Last week in Part 1, I presented a synthesis of views from priests of my acquaintance (with some of my own idiom to be sure) offering a certain somber view of Church and world. At one of the side altars in the cathedral of my mind a monument is inscribed: "Even wisdom and understanding are useless unless guided and perfected by God's grace." I try to remember that as I hear opinions expressed, or as I express my own; just as I am aware that many may consider my mind a prie-dieu in a closet rather than a cathedral.
As was expressed in this space previously, its seems to me also that something is up in the Church that's difficult to define. I don't pretend to have a prophetic view, but I am something of an aficionado of current events. Considering those, I'm not prepared to say whether matters have been stirred by the evil one or his henchmen. However, confusion and disorder are not fruits of the Holy Spirit. While the Church always has considered herself human, meaning imperfect, it looks to me that conditions are more grave than could have been fostered by mere human fumbling.
I do know that many people of goodwill are working very hard and very prayerfully within the Church to unite the children of Adam and Eve with the heart and mind of God. They listen intently to what people are saying. They work indefatigably to respond. However much damage has been done to our collective sensibilities, our faith confirms that God's still in charge.
Perhaps the very struggles about us are God's winnowing fan, a call to choose sides. Far be it from me to take credit for all the evil in the world, or to accuse you of it. But I am responsible for my part in it, whether by complicity or complacency. Parents have a responsibility to teach their children; but children also are bound, at some point, to take the lessons to heart and to be obedient. I can’t stand on the fence with God. He said be holy.
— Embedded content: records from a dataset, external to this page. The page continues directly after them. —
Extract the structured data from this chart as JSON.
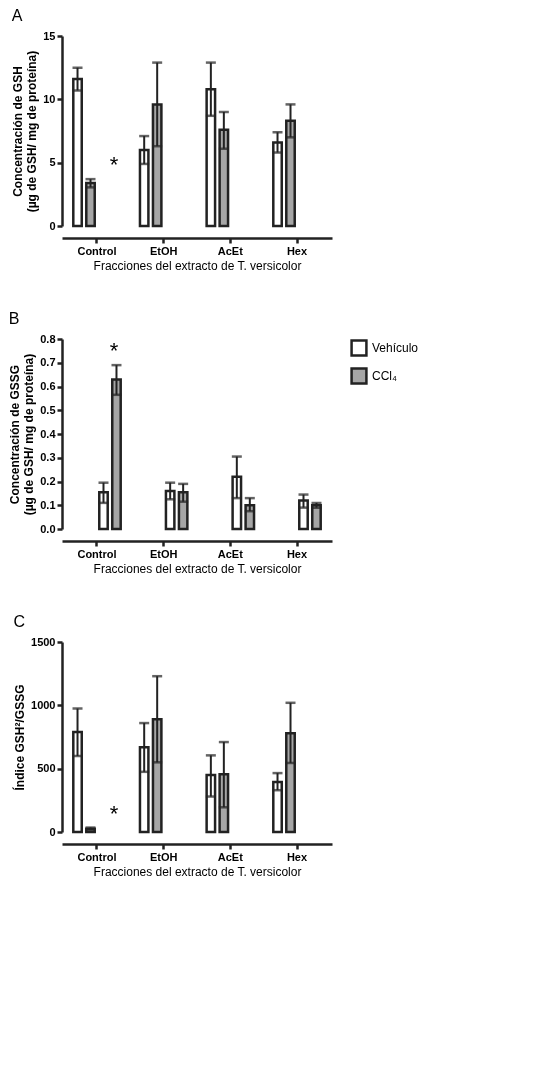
{
  "chart_data": [
    {
      "type": "bar",
      "title": "A",
      "ylabel": "Concentración de GSH\n(µg de GSH/ mg de proteína)",
      "xlabel": "Fracciones del extracto de T. versicolor",
      "categories": [
        "Control",
        "EtOH",
        "AcEt",
        "Hex"
      ],
      "ylim": [
        0,
        15
      ],
      "yticks": [
        0,
        5,
        10,
        15
      ],
      "grid": false,
      "legend": false,
      "series": [
        {
          "color": "#ffffff",
          "values": [
            11.6,
            6.0,
            10.8,
            6.6
          ],
          "errors": [
            [
              10.7,
              12.5
            ],
            [
              4.9,
              7.1
            ],
            [
              8.7,
              12.9
            ],
            [
              5.8,
              7.4
            ]
          ]
        },
        {
          "color": "#a6a6a6",
          "values": [
            3.4,
            9.6,
            7.6,
            8.3
          ],
          "errors": [
            [
              3.05,
              3.7
            ],
            [
              6.3,
              12.9
            ],
            [
              6.1,
              9.0
            ],
            [
              7.0,
              9.6
            ]
          ]
        }
      ],
      "annotations": [
        "*"
      ]
    },
    {
      "type": "bar",
      "title": "B",
      "ylabel": "Concentración de GSSG\n(µg de GSH/ mg de proteína)",
      "xlabel": "Fracciones del extracto de T. versicolor",
      "categories": [
        "Control",
        "EtOH",
        "AcEt",
        "Hex"
      ],
      "ylim": [
        0,
        0.8
      ],
      "yticks": [
        {
          "value": 0,
          "label": "0.0"
        },
        0.1,
        0.2,
        0.3,
        0.4,
        0.5,
        0.6,
        0.7,
        0.8
      ],
      "grid": false,
      "legend": "right",
      "series": [
        {
          "name": "Vehículo",
          "color": "#ffffff",
          "values": [
            0.155,
            0.16,
            0.22,
            0.12
          ],
          "errors": [
            [
              0.11,
              0.195
            ],
            [
              0.125,
              0.195
            ],
            [
              0.13,
              0.305
            ],
            [
              0.09,
              0.145
            ]
          ]
        },
        {
          "name": "CCl₄",
          "color": "#a6a6a6",
          "values": [
            0.63,
            0.155,
            0.1,
            0.1
          ],
          "errors": [
            [
              0.565,
              0.69
            ],
            [
              0.115,
              0.19
            ],
            [
              0.075,
              0.13
            ],
            [
              0.09,
              0.11
            ]
          ]
        }
      ],
      "annotations": [
        "*"
      ]
    },
    {
      "type": "bar",
      "title": "C",
      "ylabel": "Índice GSH²/GSSG",
      "xlabel": "Fracciones del extracto de T. versicolor",
      "categories": [
        "Control",
        "EtOH",
        "AcEt",
        "Hex"
      ],
      "ylim": [
        0,
        1500
      ],
      "yticks": [
        0,
        500,
        1000,
        1500
      ],
      "grid": false,
      "legend": false,
      "series": [
        {
          "color": "#ffffff",
          "values": [
            790,
            670,
            450,
            395
          ],
          "errors": [
            [
              600,
              975
            ],
            [
              475,
              860
            ],
            [
              280,
              605
            ],
            [
              330,
              465
            ]
          ]
        },
        {
          "color": "#a6a6a6",
          "values": [
            25,
            890,
            455,
            780
          ],
          "errors": [
            [
              15,
              35
            ],
            [
              550,
              1230
            ],
            [
              195,
              710
            ],
            [
              545,
              1020
            ]
          ]
        }
      ],
      "annotations": [
        "*"
      ]
    }
  ]
}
It's hard to listen to prophetic voices recounting the dire circumstances of our times. Particularly nowadays, we want no part of anything “negative." Sometimes I think we believe more in the power of positive thinking than in the power of God. What's up is being "up." But if being “up" is just a smokescreen for my own secret sin, or a dead conscience, or an indifference to the needs of others; then being “up" is false and Godless and empty.
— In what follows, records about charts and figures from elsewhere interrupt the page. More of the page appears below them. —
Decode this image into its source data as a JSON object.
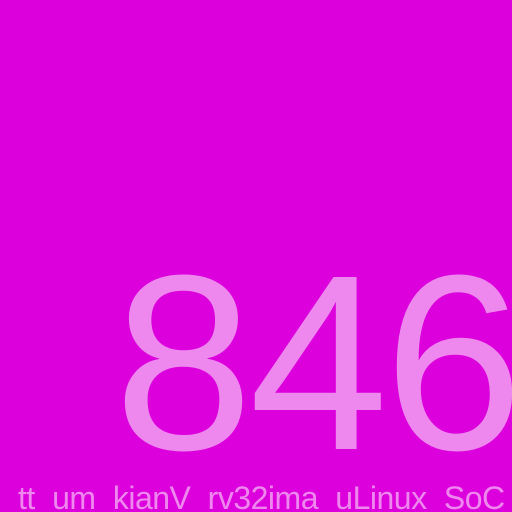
{
  "tile": {
    "background_color": "#dc00dc",
    "text_color": "#ee88ee",
    "number": "846",
    "caption": "tt_um_kianV_rv32ima_uLinux_SoC"
  }
}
This point makes sense to me: If someone says something that offends me – shaking his finger, say, calling on sinners to repent while looking me in the eye – then one of two things is true. Either he's right or he's wrong. If my relationship with God is good, then what could unsettle me – even the perorations of some modern day John the Baptist. If, however, I'm too proud for words, and my terms with God are not good. Then perhaps I'd better heed what Jesus said: Watch out!
The Church is still the place to be, for all the faults of her own making and for the confusions abounding because of the enemy. It's better than the darkness outside or the fair-weather friendship of mammon. Inside there's still faith, there's still hope. There's still love. Yes, besides all the issues that vex our modern consciousness, the Church still teaches that the most important thing we can do is to love God.
My priest-friends from last week are right. No program is going to solve the problems that beset the Church. No program is an end in itself. But community activities just might help us to do the very thing the priests insist must happen: They may help us to pray, to repent, to get right with God.
If we were to look about one day soon and notice that, hey, people are praying, people are repenting and receiving the sacraments; they’re loving God and one another – if that were what were up, that would be okay, wouldn‘t it? Who knows, there may be some of that up right now. – T. R.